Problematisch finde ich die Schlussfolgerung vieler deutscher Politiker. Griechenland und Co müssen auf Löhne verzichten, um Wettbewerbsfähigkeit zu gewinnen und zerstören damit ihren Binnenmarkt. Deutschland dagegen, welches unter seinen Verhältnissen lebt und im Vergleich zu seiner Aussenwirtschaft einen schwachen Binnenmarkt hat, erhöht seine Löhne nicht übermässig. Dieses wäre in einer Union die bessere Alternative.
Der Einwand, den man darauf geben kann, ist, dass Europa (Deutschland) dann gegenüber den anderen Regionen der Welt (China) an Wettbewerbsfähigkeit verliert. Dies ist richtig. Ich stelle mir jedoch die Frage, müssen wir wirklich unser Können und unseren High-End-Produkte zu Dumping-Preisen auf den Weltmarkt schmeissen? Warum hat so ein „kleines“ Land wie Deutschland den weltgrössten Handelsüberschuss? Es gibt zwei Antworten darauf: Appel oder Preisdumping. Apple würde bedeuten, dass die Menschen unsere Produkte bevorzugen, weil „Made in Germany“ draufsteht. Ich gehe eher von Preisdumping aus und meiner Meinung nach müssen wir unsere Produkte nicht am billigsten verkaufen, wenn diese so gut sind, wie viele behaupten.
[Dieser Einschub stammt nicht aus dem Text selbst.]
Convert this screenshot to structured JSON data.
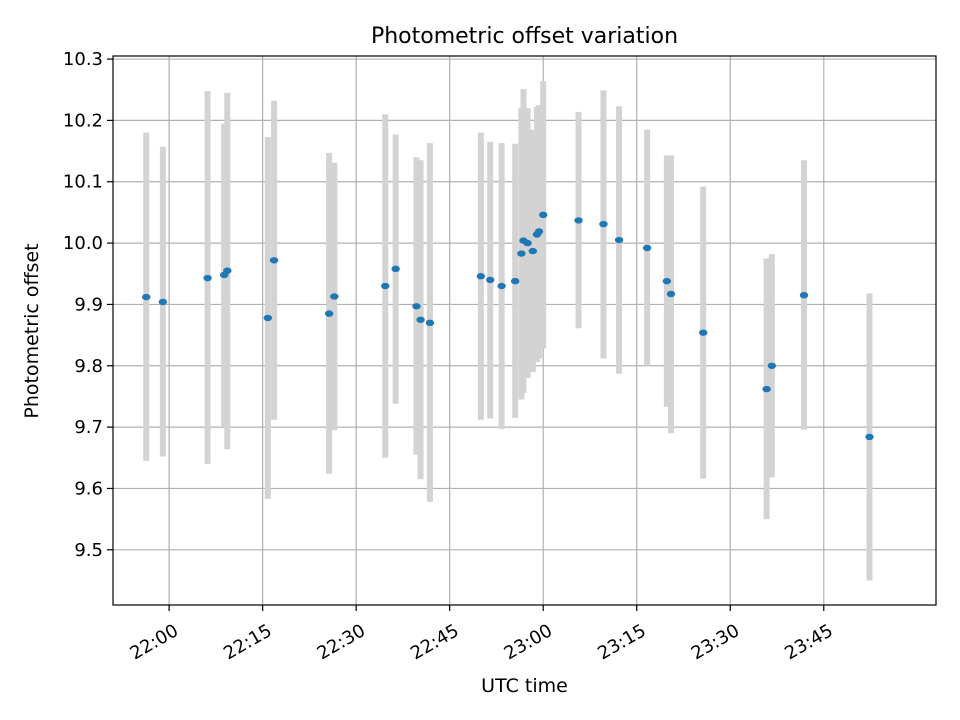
{
  "chart_data": {
    "type": "scatter",
    "title": "Photometric offset variation",
    "xlabel": "UTC time",
    "ylabel": "Photometric offset",
    "xlim": [
      "21:51",
      "00:03"
    ],
    "ylim": [
      9.41,
      10.305
    ],
    "x_ticks": [
      "22:00",
      "22:15",
      "22:30",
      "22:45",
      "23:00",
      "23:15",
      "23:30",
      "23:45"
    ],
    "y_ticks": [
      "9.5",
      "9.6",
      "9.7",
      "9.8",
      "9.9",
      "10.0",
      "10.1",
      "10.2",
      "10.3"
    ],
    "grid": true,
    "colors": {
      "marker": "#1f77b4",
      "errorbar": "#d3d3d3",
      "grid": "#b0b0b0",
      "axes": "#000000"
    },
    "points": [
      {
        "t": "21:56:20",
        "y": 9.912,
        "low": 9.645,
        "high": 10.18
      },
      {
        "t": "21:59:00",
        "y": 9.904,
        "low": 9.652,
        "high": 10.157
      },
      {
        "t": "22:06:10",
        "y": 9.943,
        "low": 9.64,
        "high": 10.248
      },
      {
        "t": "22:08:50",
        "y": 9.948,
        "low": 9.7,
        "high": 10.195
      },
      {
        "t": "22:09:20",
        "y": 9.955,
        "low": 9.664,
        "high": 10.245
      },
      {
        "t": "22:15:50",
        "y": 9.878,
        "low": 9.583,
        "high": 10.173
      },
      {
        "t": "22:16:50",
        "y": 9.972,
        "low": 9.712,
        "high": 10.232
      },
      {
        "t": "22:25:40",
        "y": 9.885,
        "low": 9.624,
        "high": 10.147
      },
      {
        "t": "22:26:30",
        "y": 9.913,
        "low": 9.695,
        "high": 10.131
      },
      {
        "t": "22:34:40",
        "y": 9.93,
        "low": 9.65,
        "high": 10.21
      },
      {
        "t": "22:36:20",
        "y": 9.958,
        "low": 9.738,
        "high": 10.177
      },
      {
        "t": "22:39:40",
        "y": 9.897,
        "low": 9.655,
        "high": 10.14
      },
      {
        "t": "22:40:20",
        "y": 9.875,
        "low": 9.615,
        "high": 10.135
      },
      {
        "t": "22:41:50",
        "y": 9.87,
        "low": 9.578,
        "high": 10.163
      },
      {
        "t": "22:50:00",
        "y": 9.946,
        "low": 9.712,
        "high": 10.18
      },
      {
        "t": "22:51:30",
        "y": 9.94,
        "low": 9.714,
        "high": 10.165
      },
      {
        "t": "22:53:20",
        "y": 9.93,
        "low": 9.697,
        "high": 10.163
      },
      {
        "t": "22:55:30",
        "y": 9.938,
        "low": 9.715,
        "high": 10.162
      },
      {
        "t": "22:56:30",
        "y": 9.983,
        "low": 9.745,
        "high": 10.22
      },
      {
        "t": "22:56:50",
        "y": 10.004,
        "low": 9.756,
        "high": 10.251
      },
      {
        "t": "22:57:30",
        "y": 10.0,
        "low": 9.78,
        "high": 10.22
      },
      {
        "t": "22:58:20",
        "y": 9.987,
        "low": 9.79,
        "high": 10.185
      },
      {
        "t": "22:59:00",
        "y": 10.014,
        "low": 9.806,
        "high": 10.222
      },
      {
        "t": "22:59:20",
        "y": 10.019,
        "low": 9.812,
        "high": 10.225
      },
      {
        "t": "23:00:00",
        "y": 10.046,
        "low": 9.828,
        "high": 10.264
      },
      {
        "t": "23:05:40",
        "y": 10.037,
        "low": 9.861,
        "high": 10.214
      },
      {
        "t": "23:09:40",
        "y": 10.031,
        "low": 9.812,
        "high": 10.249
      },
      {
        "t": "23:12:10",
        "y": 10.005,
        "low": 9.787,
        "high": 10.223
      },
      {
        "t": "23:16:40",
        "y": 9.992,
        "low": 9.8,
        "high": 10.185
      },
      {
        "t": "23:19:50",
        "y": 9.938,
        "low": 9.733,
        "high": 10.143
      },
      {
        "t": "23:20:30",
        "y": 9.917,
        "low": 9.69,
        "high": 10.143
      },
      {
        "t": "23:25:40",
        "y": 9.854,
        "low": 9.616,
        "high": 10.092
      },
      {
        "t": "23:35:50",
        "y": 9.762,
        "low": 9.55,
        "high": 9.975
      },
      {
        "t": "23:36:40",
        "y": 9.8,
        "low": 9.618,
        "high": 9.982
      },
      {
        "t": "23:41:50",
        "y": 9.915,
        "low": 9.696,
        "high": 10.135
      },
      {
        "t": "23:52:20",
        "y": 9.684,
        "low": 9.45,
        "high": 9.918
      }
    ]
  }
}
Als Kapitalist bin ich für Lohnerhöhungen in Deutschland
Ich glaube, dass es Europa und dem sozialen Frieden gut tun würde, wenn in Deutschland die nächsten Lohnerhöhungen über der Inflationsrate liegen würden. Als Kapitalist kann man sich darauf vorbereiten in dem man Unternehmen aus dem Ausland oder binnenmarkt-starke Unternehmen in sein Portfolio legt. Ich bin für eine moderate Anhebung des deutschen Arbeitnehmeranteils am deutschen Volkseinkommen, bis wir in den einzelnen Regionen in Europa einen ausgeglichenen Wettbewerb haben. Ich glaube, dass es auf europäischer Ebene und langfristig für den Grossteil der Europäer gut ist, da es den Auslöser der Euroschuldenkrise beseitigt.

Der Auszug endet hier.